ML Fundamentals Lab
📚 Overview This repository contains a collection of beginner‑friendly, intuitive, real‑life‑based machine learning labs built using NumPy, Pandas, and scikit‑learn. Each .py file focuses on one core ML concept with simple examples and clean code.
These labs help you build a strong foundation in:
Train/test splitting
Linear regression
Logistic regression
Feature scaling
Pipelines
Model evaluation
Real‑life ML workflows (housing prices, student pass/fail, pizza delivery time, fraud detection)
🛠️ Installation
- Create and activate a virtual environment bash python3 -m venv venv source venv/bin/activate
- Install required packages bash pip install numpy pandas scikit-learn (Optional but recommended)
bash
pip install jupyter matplotlib
bash python filename.py Example:
bash python 01_train_test_split.py 📂 File‑by‑File Breakdown Below is a clear explanation of every .py file in this lab.
01_train_test_split.py Concept: How to split data into training and testing sets. Why it matters: Prevents overfitting and ensures fair evaluation. Dataset: Iris Key skills: train_test_split, ML workflow basics.
02_housing_prices_linear_regression.py Concept: Linear regression using a real‑life example (predicting house prices). Why it matters: Teaches how models learn numeric relationships. Key skills: slope, intercept, prediction, regression intuition.
02_linear_regression.py Concept: Linear regression using scikit‑learn’s diabetes dataset. Why it matters: Introduces coefficients, intercept, and R² score. Key skills: model fitting, evaluation, regression fundamentals.
03_01_student_pass_fail.py Concept: Logistic regression with a real‑life example (predicting if a student passes). Why it matters: Shows classification vs regression clearly. Key skills: probabilities, decision boundaries, classification intuition.
03_logistic_regression.py Concept: Logistic regression on the Iris dataset. Why it matters: Introduces multi‑class classification. Key skills: accuracy, training vs testing performance.
04_standard_scaler.py Concept: Feature scaling using StandardScaler. Why it matters: Many ML models require normalized data. Key skills: standardization, preprocessing, mean=0, std=1.

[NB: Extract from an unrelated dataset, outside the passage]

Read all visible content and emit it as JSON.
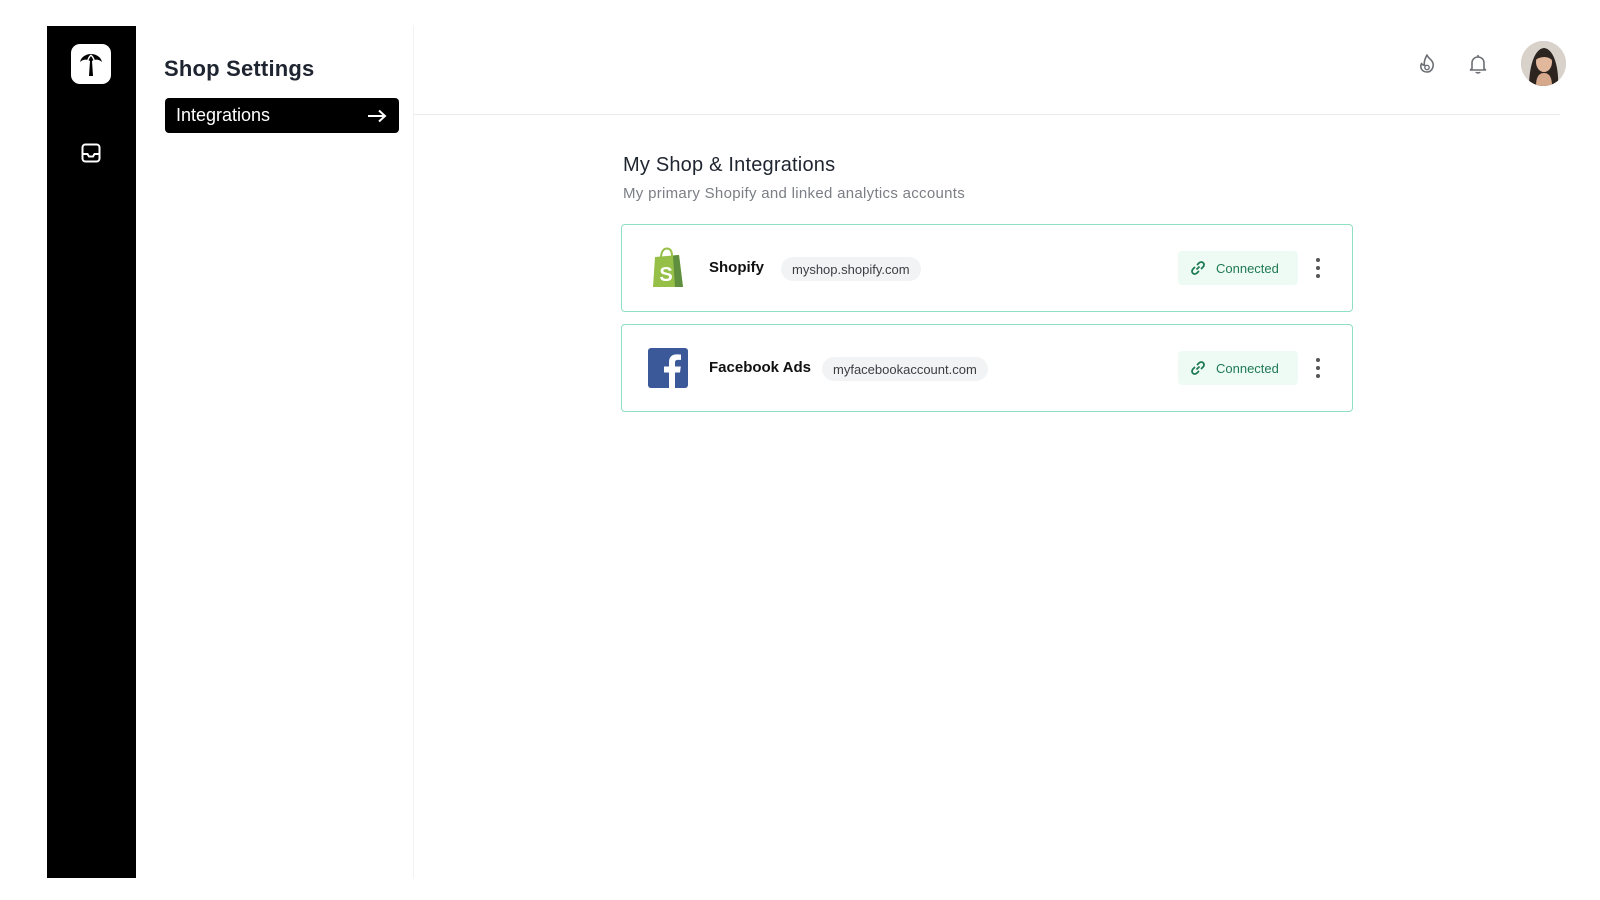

05_pipeline_basics.py Concept: Building a simple ML pipeline (scaling + model). Why it matters: Real ML systems always use pipelines. Key skills: Pipeline, preprocessing, clean workflows.
05_pizza_delivery_time_pipeline.py Concept: Real‑life pipeline example (predicting pizza delivery time). Why it matters: Shows how numeric + categorical preprocessing works. Key skills: ColumnTransformer, OneHotEncoder, regression pipeline.

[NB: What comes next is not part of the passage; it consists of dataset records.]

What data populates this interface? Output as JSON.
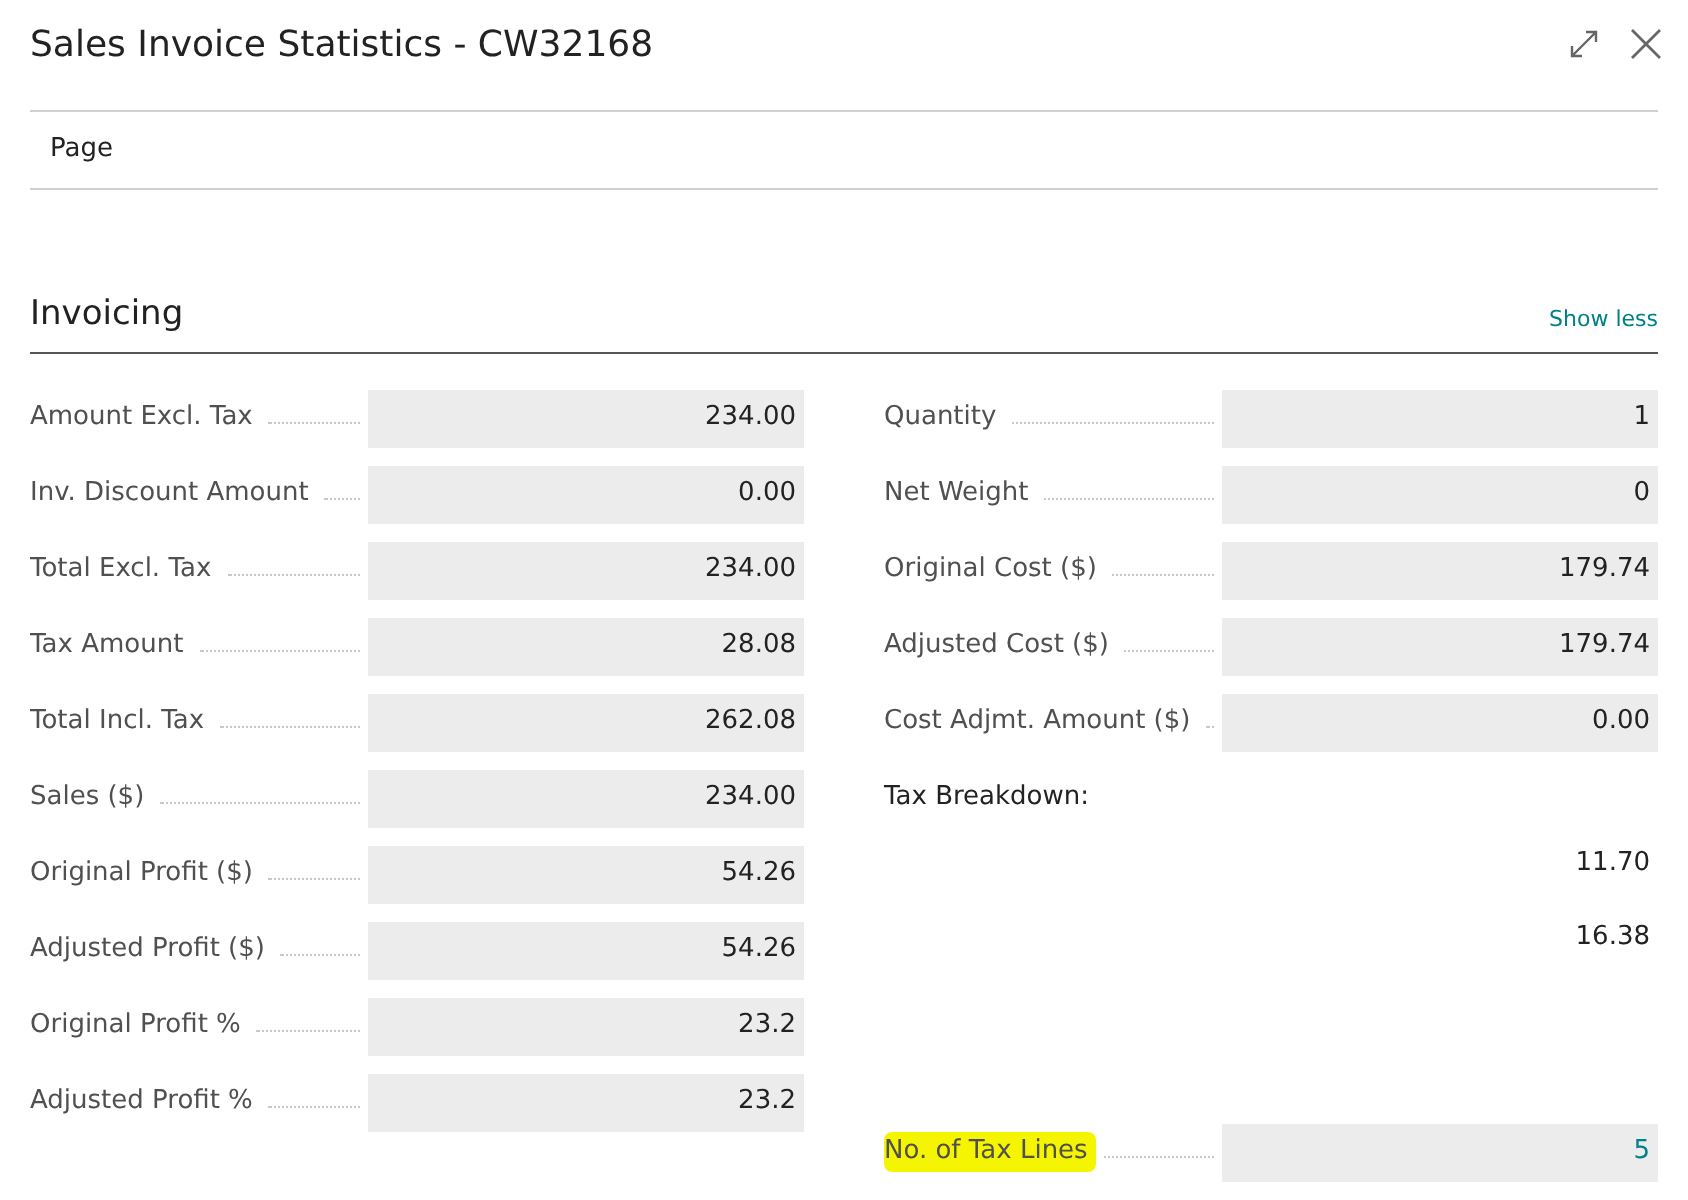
{
  "window": {
    "title": "Sales Invoice Statistics - CW32168"
  },
  "action_bar": {
    "items": [
      "Page"
    ]
  },
  "section": {
    "title": "Invoicing",
    "toggle": "Show less"
  },
  "left_fields": [
    {
      "label": "Amount Excl. Tax",
      "value": "234.00"
    },
    {
      "label": "Inv. Discount Amount",
      "value": "0.00"
    },
    {
      "label": "Total Excl. Tax",
      "value": "234.00"
    },
    {
      "label": "Tax Amount",
      "value": "28.08"
    },
    {
      "label": "Total Incl. Tax",
      "value": "262.08"
    },
    {
      "label": "Sales ($)",
      "value": "234.00"
    },
    {
      "label": "Original Profit ($)",
      "value": "54.26"
    },
    {
      "label": "Adjusted Profit ($)",
      "value": "54.26"
    },
    {
      "label": "Original Profit %",
      "value": "23.2"
    },
    {
      "label": "Adjusted Profit %",
      "value": "23.2"
    }
  ],
  "right_fields": [
    {
      "kind": "field",
      "label": "Quantity",
      "value": "1",
      "drilldown": false,
      "highlighted": false
    },
    {
      "kind": "field",
      "label": "Net Weight",
      "value": "0",
      "drilldown": false,
      "highlighted": false
    },
    {
      "kind": "field",
      "label": "Original Cost ($)",
      "value": "179.74",
      "drilldown": false,
      "highlighted": false
    },
    {
      "kind": "field",
      "label": "Adjusted Cost ($)",
      "value": "179.74",
      "drilldown": false,
      "highlighted": false
    },
    {
      "kind": "field",
      "label": "Cost Adjmt. Amount ($)",
      "value": "0.00",
      "drilldown": false,
      "highlighted": false
    },
    {
      "kind": "heading",
      "label": "Tax Breakdown:"
    },
    {
      "kind": "amount",
      "value": "11.70"
    },
    {
      "kind": "amount",
      "value": "16.38"
    },
    {
      "kind": "field",
      "label": "No. of Tax Lines",
      "value": "5",
      "drilldown": true,
      "highlighted": true
    }
  ]
}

06_model_evaluation.py Concept: Evaluating classification models using precision, recall, F1. Why it matters: Accuracy is not enough — real ML requires deeper metrics. Key skills: classification_report, model evaluation.

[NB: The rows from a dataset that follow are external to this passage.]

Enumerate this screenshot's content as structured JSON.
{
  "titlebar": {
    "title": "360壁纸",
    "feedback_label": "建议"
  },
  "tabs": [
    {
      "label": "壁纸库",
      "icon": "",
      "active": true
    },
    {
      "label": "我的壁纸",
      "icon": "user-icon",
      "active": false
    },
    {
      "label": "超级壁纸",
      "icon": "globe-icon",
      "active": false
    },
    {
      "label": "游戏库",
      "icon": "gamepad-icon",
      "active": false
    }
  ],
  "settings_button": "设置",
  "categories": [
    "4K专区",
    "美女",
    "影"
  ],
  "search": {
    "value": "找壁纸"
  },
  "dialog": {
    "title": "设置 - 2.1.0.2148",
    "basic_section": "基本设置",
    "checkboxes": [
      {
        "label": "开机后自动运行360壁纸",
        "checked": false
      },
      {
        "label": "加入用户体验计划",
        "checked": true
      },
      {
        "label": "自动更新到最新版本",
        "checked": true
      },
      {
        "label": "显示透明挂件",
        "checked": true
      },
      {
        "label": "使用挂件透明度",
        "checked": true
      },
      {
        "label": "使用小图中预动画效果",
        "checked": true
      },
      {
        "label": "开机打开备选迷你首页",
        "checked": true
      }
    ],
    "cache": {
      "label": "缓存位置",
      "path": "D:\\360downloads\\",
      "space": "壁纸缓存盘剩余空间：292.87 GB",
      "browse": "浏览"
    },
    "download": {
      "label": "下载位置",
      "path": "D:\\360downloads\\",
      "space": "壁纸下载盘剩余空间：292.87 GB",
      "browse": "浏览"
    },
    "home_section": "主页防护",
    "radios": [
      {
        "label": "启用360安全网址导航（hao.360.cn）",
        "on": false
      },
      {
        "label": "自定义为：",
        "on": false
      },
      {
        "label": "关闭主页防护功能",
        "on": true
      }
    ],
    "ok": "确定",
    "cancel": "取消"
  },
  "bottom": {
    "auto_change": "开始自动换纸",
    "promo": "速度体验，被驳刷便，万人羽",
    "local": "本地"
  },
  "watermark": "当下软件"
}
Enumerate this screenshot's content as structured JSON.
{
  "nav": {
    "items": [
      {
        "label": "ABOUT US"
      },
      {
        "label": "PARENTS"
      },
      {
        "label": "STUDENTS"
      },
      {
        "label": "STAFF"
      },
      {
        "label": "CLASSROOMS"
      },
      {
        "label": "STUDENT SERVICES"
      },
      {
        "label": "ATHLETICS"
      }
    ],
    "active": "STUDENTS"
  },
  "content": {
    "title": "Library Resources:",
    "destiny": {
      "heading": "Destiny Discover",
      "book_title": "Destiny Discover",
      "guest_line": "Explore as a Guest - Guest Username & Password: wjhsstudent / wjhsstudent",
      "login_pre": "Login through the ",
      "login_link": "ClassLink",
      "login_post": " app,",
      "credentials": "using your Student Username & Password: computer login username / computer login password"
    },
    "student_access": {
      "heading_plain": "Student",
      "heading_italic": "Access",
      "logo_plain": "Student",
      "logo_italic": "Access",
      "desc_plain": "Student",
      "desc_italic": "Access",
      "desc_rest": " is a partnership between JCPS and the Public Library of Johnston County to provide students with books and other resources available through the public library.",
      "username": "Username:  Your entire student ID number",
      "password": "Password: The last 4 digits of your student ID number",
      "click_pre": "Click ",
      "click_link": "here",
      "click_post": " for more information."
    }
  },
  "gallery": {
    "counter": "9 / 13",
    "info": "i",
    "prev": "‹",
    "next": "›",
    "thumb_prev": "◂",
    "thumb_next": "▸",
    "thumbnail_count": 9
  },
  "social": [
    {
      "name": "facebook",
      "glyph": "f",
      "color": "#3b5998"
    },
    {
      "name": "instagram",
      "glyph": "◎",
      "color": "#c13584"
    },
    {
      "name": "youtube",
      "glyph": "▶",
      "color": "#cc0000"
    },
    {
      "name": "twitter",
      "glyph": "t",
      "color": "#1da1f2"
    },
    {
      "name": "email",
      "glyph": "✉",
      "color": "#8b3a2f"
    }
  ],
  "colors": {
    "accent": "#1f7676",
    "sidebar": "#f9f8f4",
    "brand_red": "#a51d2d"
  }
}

07_fraud_detection_pipeline.py Concept: Full ML pipeline for fraud detection. Why it matters: Fraud detection is imbalanced and requires careful evaluation. Key skills:
numeric + categorical preprocessing
logistic regression
precision/recall/F1
real‑life ML workflow
🧠 Recommended Learning Order 01_train_test_split
02_linear_regression
02_housing_prices_linear_regression
03_logistic_regression
03_01_student_pass_fail
04_standard_scaler
05_pipeline_basics
05_pizza_delivery_time_pipeline
06_model_evaluation
07_fraud_detection_pipeline
This order builds intuition step‑by‑step.